Shortly after Earl came to Sound Transit as chief operating officer in 2000, questions about the agency's ability to manage the Seattle area's first light rail line grew into a crisis. State lawmakers complained about the transit agency, federal transportation officials launched a two-year audit and pulled back on a big financial commitment, and congressional leaders demanded officials come to D.C. to answer their questions. It was a crisis that might have spun into a death spiral.

As Sound Transit’s then-CEO and a host of other executives left under fire, the board turned to Earl in 2001, just months after her arrival, and asked her to take the helm. Within the agency, officials recall, she maintained morale, bucked up faith in value of rail transit and demanded much more careful staff work on budget, construction plans and costs. She went public with bad news, issuing sharply revised construction schedules, admitting that the agency could only complete some two-thirds of the rail work it had promised voters in 1996. And she said the limited work would cost more and take longer.

Figuring out the changes and making them work was no small task. "It was so intense," she would later say in an interview with WSU's magazine. "I went for five months without a day off. I had some 24 hour days in there where I just called my husband and he brought me some clothes. I look back now and I don’t know physically how some of us got through it. It was just adrenaline and fear."

By the middle of 2003, the U.S. Department of Transportation's inspector general had given the agency a clean bill of financial and management health, clearing the way for granting a half-billion dollars in federal aid.

It was a remarkable turnaround that was enabled, say those who know her, by her abilities to deal with finances, dig into a situation honestly (a favorite Earl saying around Sound Transit remains, “Optimism is not our friend”) and work well with people in the general public, political life and within the organization. But if people didn't deliver on their work commitments, she would let them know, and be prepared to fire them if it happened again. And she could be just as tough externally in protecting Sound Transit's commitments and finances, refusing, for instance, to add amenities sought by politicians for their neighborhoods.

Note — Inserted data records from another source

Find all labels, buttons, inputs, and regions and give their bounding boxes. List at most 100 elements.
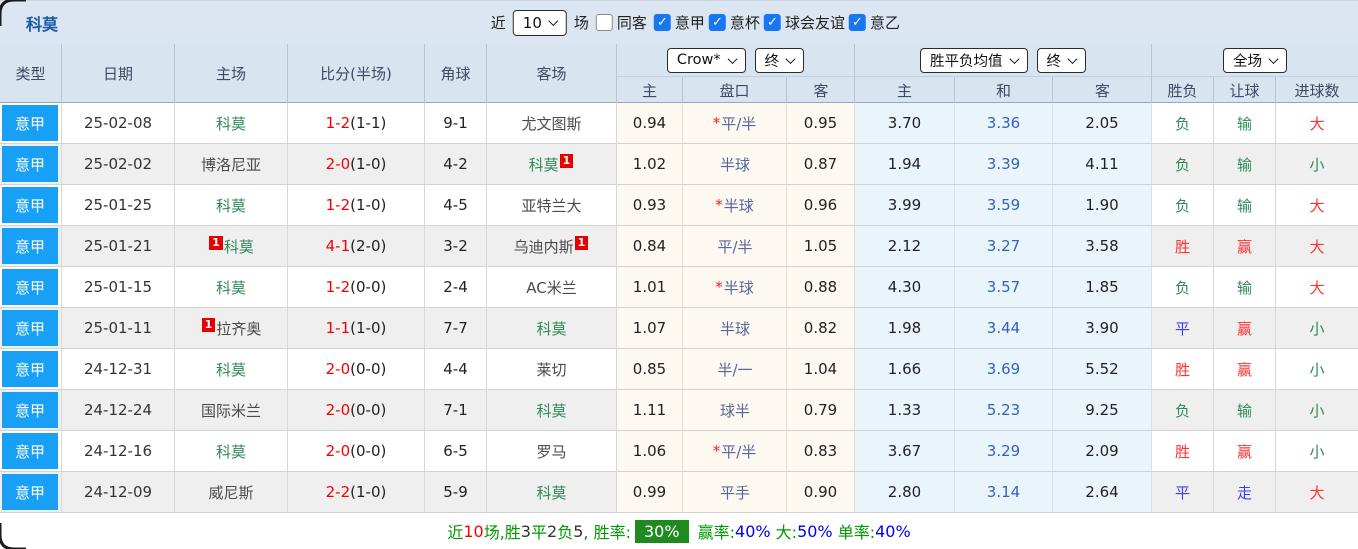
- home-team-name: 科莫: [215, 196, 246, 215]
- ah-handicap-line: * 半球: [683, 267, 787, 307]
- home-team: 科莫: [175, 267, 288, 307]
- table-row: 意甲 24-12-09 威尼斯 2-2 (1-0) 5-9 科莫 0.99 平手 …: [0, 472, 1358, 513]
- half-time-score: (1-0): [350, 155, 387, 173]
- table-row: 意甲 25-02-02 博洛尼亚 2-0 (1-0) 4-2 科莫 1 1.02 半…: [0, 144, 1358, 185]
- handicap-text: 半球: [719, 319, 750, 338]
- result-wdl: 胜: [1152, 349, 1214, 389]
- score-cell: 1-1 (1-0): [288, 308, 425, 348]
- odds-company-select[interactable]: Crow*: [666, 47, 746, 73]
- euro-company-select[interactable]: 胜平负均值: [920, 47, 1028, 73]
- eu-draw-odds: 3.36: [955, 103, 1053, 143]
- matches-label: 场: [573, 14, 589, 32]
- ah-home-odds: 1.07: [617, 308, 683, 348]
- ah-handicap-line: 球半: [683, 390, 787, 430]
- chevron-down-icon: [548, 16, 559, 27]
- league-badge: 意甲: [2, 105, 58, 141]
- away-team-name: 尤文图斯: [521, 114, 582, 133]
- euro-time-select[interactable]: 终: [1036, 47, 1086, 73]
- result-handicap: 赢: [1214, 308, 1276, 348]
- corner-score: 5-9: [425, 472, 487, 512]
- league-badge: 意甲: [2, 474, 58, 510]
- home-team: 威尼斯: [175, 472, 288, 512]
- league-filter[interactable]: 意乙: [848, 12, 900, 33]
- ah-away-odds: 0.82: [787, 308, 855, 348]
- summary-segment: 场,: [483, 523, 505, 542]
- result-goals: 大: [1309, 278, 1325, 297]
- table-row: 意甲 24-12-31 科莫 2-0 (0-0) 4-4 莱切 0.85 半/一 …: [0, 349, 1358, 390]
- handicap-text: 平/半: [721, 114, 757, 133]
- summary-segment: 近: [447, 523, 464, 542]
- summary-segment: 30%: [634, 519, 689, 543]
- league-cell: 意甲: [0, 472, 62, 512]
- away-team-name: 科莫: [536, 319, 567, 338]
- league-cell: 意甲: [0, 226, 62, 266]
- eu-away-odds: 5.52: [1053, 349, 1152, 389]
- ah-home-odds: 0.99: [617, 472, 683, 512]
- result-wdl: 平: [1152, 308, 1214, 348]
- league-checkbox[interactable]: [653, 14, 671, 31]
- handicap-text: 半/一: [717, 360, 753, 379]
- league-filter[interactable]: 意甲: [653, 12, 705, 33]
- odds-time-value: 终: [764, 53, 780, 70]
- away-team: 莱切: [487, 349, 617, 389]
- odds-time-select[interactable]: 终: [754, 47, 805, 73]
- eu-home-odds: 1.33: [855, 390, 955, 430]
- chevron-down-icon: [1009, 53, 1019, 64]
- league-cell: 意甲: [0, 349, 62, 389]
- eu-draw-odds: 3.59: [955, 185, 1053, 225]
- full-time-score: 2-0: [325, 442, 351, 460]
- result-goals: 大: [1309, 114, 1325, 133]
- summary-segment: 40%: [735, 521, 771, 541]
- home-team-name: 科莫: [215, 360, 246, 379]
- col-header-away: 客场: [487, 44, 617, 103]
- col-header-eu-draw: 和: [955, 77, 1053, 103]
- summary-segment: 40%: [875, 521, 911, 541]
- league-checkbox[interactable]: [763, 14, 781, 31]
- eu-home-odds: 2.12: [855, 226, 955, 266]
- league-filter[interactable]: 意杯: [708, 12, 760, 33]
- col-header-score: 比分(半场): [288, 44, 425, 103]
- summary-segment: 2: [547, 521, 558, 541]
- league-cell: 意甲: [0, 185, 62, 225]
- eu-draw-odds: 3.69: [955, 349, 1053, 389]
- ah-handicap-line: 半/一: [683, 349, 787, 389]
- league-filter[interactable]: 球会友谊: [763, 12, 845, 33]
- result-scope-select[interactable]: 全场: [1223, 47, 1287, 73]
- full-time-score: 1-1: [325, 319, 351, 337]
- eu-home-odds: 1.66: [855, 349, 955, 389]
- summary-segment: 3: [520, 521, 531, 541]
- table-row: 意甲 24-12-24 国际米兰 2-0 (0-0) 7-1 科莫 1.11 球半…: [0, 390, 1358, 431]
- away-team-name: AC米兰: [526, 278, 577, 297]
- league-cell: 意甲: [0, 308, 62, 348]
- league-checkbox[interactable]: [848, 14, 866, 31]
- result-goals: 小: [1276, 308, 1358, 348]
- league-badge: 意甲: [2, 269, 58, 305]
- col-header-eu-away: 客: [1094, 81, 1110, 100]
- ah-away-odds: 0.87: [787, 144, 855, 184]
- away-team-name: 罗马: [536, 442, 567, 461]
- eu-home-odds: 4.30: [855, 267, 955, 307]
- league-filter-label: 意甲: [674, 14, 705, 32]
- result-handicap: 赢: [1214, 349, 1276, 389]
- away-team: 罗马: [487, 431, 617, 471]
- result-goals: 大: [1276, 226, 1358, 266]
- eu-home-odds: 3.99: [855, 185, 955, 225]
- half-time-score: (0-0): [350, 278, 387, 296]
- result-wdl: 胜: [1152, 226, 1214, 266]
- score-cell: 2-0 (1-0): [288, 144, 425, 184]
- star-marker: *: [712, 442, 721, 460]
- score-cell: 2-2 (1-0): [288, 472, 425, 512]
- same-away-checkbox[interactable]: [595, 14, 613, 31]
- corner-score: 7-7: [425, 308, 487, 348]
- result-handicap: 输: [1214, 267, 1276, 307]
- col-header-wdl: 胜负: [1152, 77, 1214, 103]
- recent-count-select[interactable]: 10: [512, 9, 567, 36]
- result-handicap: 输: [1214, 103, 1276, 143]
- league-badge: 意甲: [2, 310, 58, 346]
- league-checkbox[interactable]: [708, 14, 726, 31]
- eu-draw-odds: 5.23: [955, 390, 1053, 430]
- match-date: 25-02-08: [62, 103, 175, 143]
- ah-home-odds: 0.84: [617, 226, 683, 266]
- same-away-filter[interactable]: 同客: [595, 12, 647, 33]
- eu-away-odds: 4.11: [1053, 144, 1152, 184]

Says her boss in Snohomish, former County Executive Bob Drewel, "Joni is just one of those remarkable public servants that actually believes and practices that she is working for the taxpayer."

And she built a team with similar values that helped guide the first light rail project to completion on time and under the estimates of the revised budget — something that seems to be happening again with work on the University Link project.

In an email this week, King County Executive and Sound Transit Board Chair Dow Constantine, said, "Joni Earl is the primary force behind light rail in Puget Sound. With her vision, her tenacity, and her diplomacy, she got Sound Transit out of the starting gate and on track, on budget, and delivering."

Earl would say later that her job was made easier by the fact that, while she was on the spot with the media and powerful politicians, at least she was seen as cleaning up after earlier mistakes.

Be that as it may, she came through, not just surviving but also building a better future for the region.